もしあの男がもっと若く、フェイが《閃歩フラッシュ・ステップ》を使えなければ、彼女は負けていたかもしれない。

「そう言うけど、あの二人はフレイスタインとフレイヤよ」

フェイは小さく首を振る。

「傭兵として知られていて、金さえ払えば誰にでも力を貸すって話。二人が協力して戦えば、Bランクの魔獣と互角に渡り合えるとも聞いたわ」

「マジか…」

俺は思わず眉をひそめた。

彼らがそこまで強いとは思えなかったが――最近の自分の感覚が少しズレているのは自覚している。

「さて、そろそろ次の試合が始まる時間だな。
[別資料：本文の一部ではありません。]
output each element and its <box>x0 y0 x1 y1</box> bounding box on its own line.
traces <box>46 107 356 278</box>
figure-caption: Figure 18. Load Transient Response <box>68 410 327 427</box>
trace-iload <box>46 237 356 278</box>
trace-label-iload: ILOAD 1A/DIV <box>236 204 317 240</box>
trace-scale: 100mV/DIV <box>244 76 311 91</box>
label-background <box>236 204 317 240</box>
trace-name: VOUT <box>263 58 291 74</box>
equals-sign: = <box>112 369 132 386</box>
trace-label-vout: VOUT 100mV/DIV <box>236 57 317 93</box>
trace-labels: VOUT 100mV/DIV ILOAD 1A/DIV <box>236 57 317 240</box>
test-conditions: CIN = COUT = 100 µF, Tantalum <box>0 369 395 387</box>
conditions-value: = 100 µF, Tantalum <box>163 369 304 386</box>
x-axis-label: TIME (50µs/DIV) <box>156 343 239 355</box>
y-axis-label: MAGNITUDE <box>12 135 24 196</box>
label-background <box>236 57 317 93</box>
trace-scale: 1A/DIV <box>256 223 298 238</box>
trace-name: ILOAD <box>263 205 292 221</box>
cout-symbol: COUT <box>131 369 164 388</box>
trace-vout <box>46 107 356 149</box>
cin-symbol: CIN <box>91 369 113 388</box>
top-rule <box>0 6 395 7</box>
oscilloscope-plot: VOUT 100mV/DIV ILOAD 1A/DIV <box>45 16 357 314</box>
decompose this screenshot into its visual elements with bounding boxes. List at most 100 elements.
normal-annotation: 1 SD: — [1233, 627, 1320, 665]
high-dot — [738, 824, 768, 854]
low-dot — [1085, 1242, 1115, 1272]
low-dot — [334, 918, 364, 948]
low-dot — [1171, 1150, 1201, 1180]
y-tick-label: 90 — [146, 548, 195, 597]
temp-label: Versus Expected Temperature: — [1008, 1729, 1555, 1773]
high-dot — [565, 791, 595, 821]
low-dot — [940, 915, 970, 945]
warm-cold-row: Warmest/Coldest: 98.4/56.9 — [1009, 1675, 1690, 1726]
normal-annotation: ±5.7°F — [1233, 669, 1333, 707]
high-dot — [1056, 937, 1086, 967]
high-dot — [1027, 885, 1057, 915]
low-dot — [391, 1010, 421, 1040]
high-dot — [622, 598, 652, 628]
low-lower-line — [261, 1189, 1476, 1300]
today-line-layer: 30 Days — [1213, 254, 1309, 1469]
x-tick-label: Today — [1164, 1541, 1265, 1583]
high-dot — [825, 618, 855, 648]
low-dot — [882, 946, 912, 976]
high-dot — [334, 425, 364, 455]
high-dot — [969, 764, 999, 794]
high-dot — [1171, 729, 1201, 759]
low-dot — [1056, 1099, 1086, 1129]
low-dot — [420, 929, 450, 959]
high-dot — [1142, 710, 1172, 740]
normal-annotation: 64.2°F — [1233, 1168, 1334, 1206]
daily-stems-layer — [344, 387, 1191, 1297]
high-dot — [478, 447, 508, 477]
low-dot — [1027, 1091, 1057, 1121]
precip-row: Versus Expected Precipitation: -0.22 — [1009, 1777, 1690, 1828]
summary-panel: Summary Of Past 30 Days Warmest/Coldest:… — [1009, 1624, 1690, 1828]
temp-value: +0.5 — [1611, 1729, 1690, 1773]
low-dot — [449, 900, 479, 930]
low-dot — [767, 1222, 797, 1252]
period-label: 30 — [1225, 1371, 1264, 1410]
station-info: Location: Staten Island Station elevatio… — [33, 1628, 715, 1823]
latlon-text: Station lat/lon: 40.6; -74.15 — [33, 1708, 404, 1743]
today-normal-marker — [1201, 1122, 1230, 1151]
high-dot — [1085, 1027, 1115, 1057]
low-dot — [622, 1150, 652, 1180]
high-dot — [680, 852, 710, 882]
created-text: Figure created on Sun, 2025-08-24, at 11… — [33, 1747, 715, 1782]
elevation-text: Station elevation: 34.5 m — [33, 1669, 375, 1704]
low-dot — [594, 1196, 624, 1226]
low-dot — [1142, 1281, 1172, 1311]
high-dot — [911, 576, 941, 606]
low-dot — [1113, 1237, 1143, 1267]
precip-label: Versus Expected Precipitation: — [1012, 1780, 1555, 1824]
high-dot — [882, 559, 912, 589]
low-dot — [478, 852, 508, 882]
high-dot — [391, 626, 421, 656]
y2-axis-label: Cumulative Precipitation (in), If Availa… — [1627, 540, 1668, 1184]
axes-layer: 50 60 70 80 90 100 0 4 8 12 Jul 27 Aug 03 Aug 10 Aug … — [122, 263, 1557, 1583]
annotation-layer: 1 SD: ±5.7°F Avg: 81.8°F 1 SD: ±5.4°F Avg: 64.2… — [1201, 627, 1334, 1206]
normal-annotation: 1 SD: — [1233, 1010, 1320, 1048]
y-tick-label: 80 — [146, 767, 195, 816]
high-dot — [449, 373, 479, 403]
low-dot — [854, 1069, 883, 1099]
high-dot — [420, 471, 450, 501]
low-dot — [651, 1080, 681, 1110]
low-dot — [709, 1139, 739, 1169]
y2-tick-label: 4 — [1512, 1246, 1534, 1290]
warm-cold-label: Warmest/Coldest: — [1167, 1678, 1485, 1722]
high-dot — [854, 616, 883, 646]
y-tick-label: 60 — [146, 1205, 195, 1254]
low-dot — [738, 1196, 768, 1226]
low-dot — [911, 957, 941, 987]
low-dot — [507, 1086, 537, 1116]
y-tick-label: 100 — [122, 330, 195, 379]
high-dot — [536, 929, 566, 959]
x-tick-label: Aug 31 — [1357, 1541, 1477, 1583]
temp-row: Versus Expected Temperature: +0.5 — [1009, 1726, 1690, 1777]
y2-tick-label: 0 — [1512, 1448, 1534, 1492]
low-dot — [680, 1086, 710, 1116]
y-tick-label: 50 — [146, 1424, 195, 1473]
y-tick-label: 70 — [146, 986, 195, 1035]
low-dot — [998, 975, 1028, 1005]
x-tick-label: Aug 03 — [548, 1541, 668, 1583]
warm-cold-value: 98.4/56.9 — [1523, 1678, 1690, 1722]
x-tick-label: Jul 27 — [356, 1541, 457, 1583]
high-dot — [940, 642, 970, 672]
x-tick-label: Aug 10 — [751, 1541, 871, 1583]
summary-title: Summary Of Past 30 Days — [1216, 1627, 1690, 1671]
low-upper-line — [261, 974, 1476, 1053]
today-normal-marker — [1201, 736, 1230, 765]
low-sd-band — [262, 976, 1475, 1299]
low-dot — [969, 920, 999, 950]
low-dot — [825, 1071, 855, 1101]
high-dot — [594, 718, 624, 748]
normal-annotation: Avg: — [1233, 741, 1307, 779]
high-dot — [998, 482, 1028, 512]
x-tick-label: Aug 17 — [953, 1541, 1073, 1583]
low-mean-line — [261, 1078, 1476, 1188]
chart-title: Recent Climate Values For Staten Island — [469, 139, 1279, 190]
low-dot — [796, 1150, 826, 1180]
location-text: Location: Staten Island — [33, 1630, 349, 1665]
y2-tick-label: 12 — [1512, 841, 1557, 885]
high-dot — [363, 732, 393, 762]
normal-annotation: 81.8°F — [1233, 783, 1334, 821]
観戦しやすい場所を見つけよう」

「うん」

フェイと一緒に窓のそばまで移動しながら、俺は周囲を見渡す。

――グラントが俺を睨みつけていた。

あからさまな悪意を込めた目つきで。

彼の隣には、どこか顔立ちの似た男が立っていたが――

俺の関心は、もっぱらグラントに向いていた。

あの傭兵二人を雇ったのは、十中八九こいつだ。

証拠はない。だが、直感がそう告げている。

俺は満面の笑みを浮かべてやった。

グラントの顔が真っ赤になっていく様子に、内心でほくそ笑みながら、フェイへと意識を戻す。

彼女が定規について尋ねてきたので、俺は《龍尾定規》の仕組みを丁寧に説明し始めた。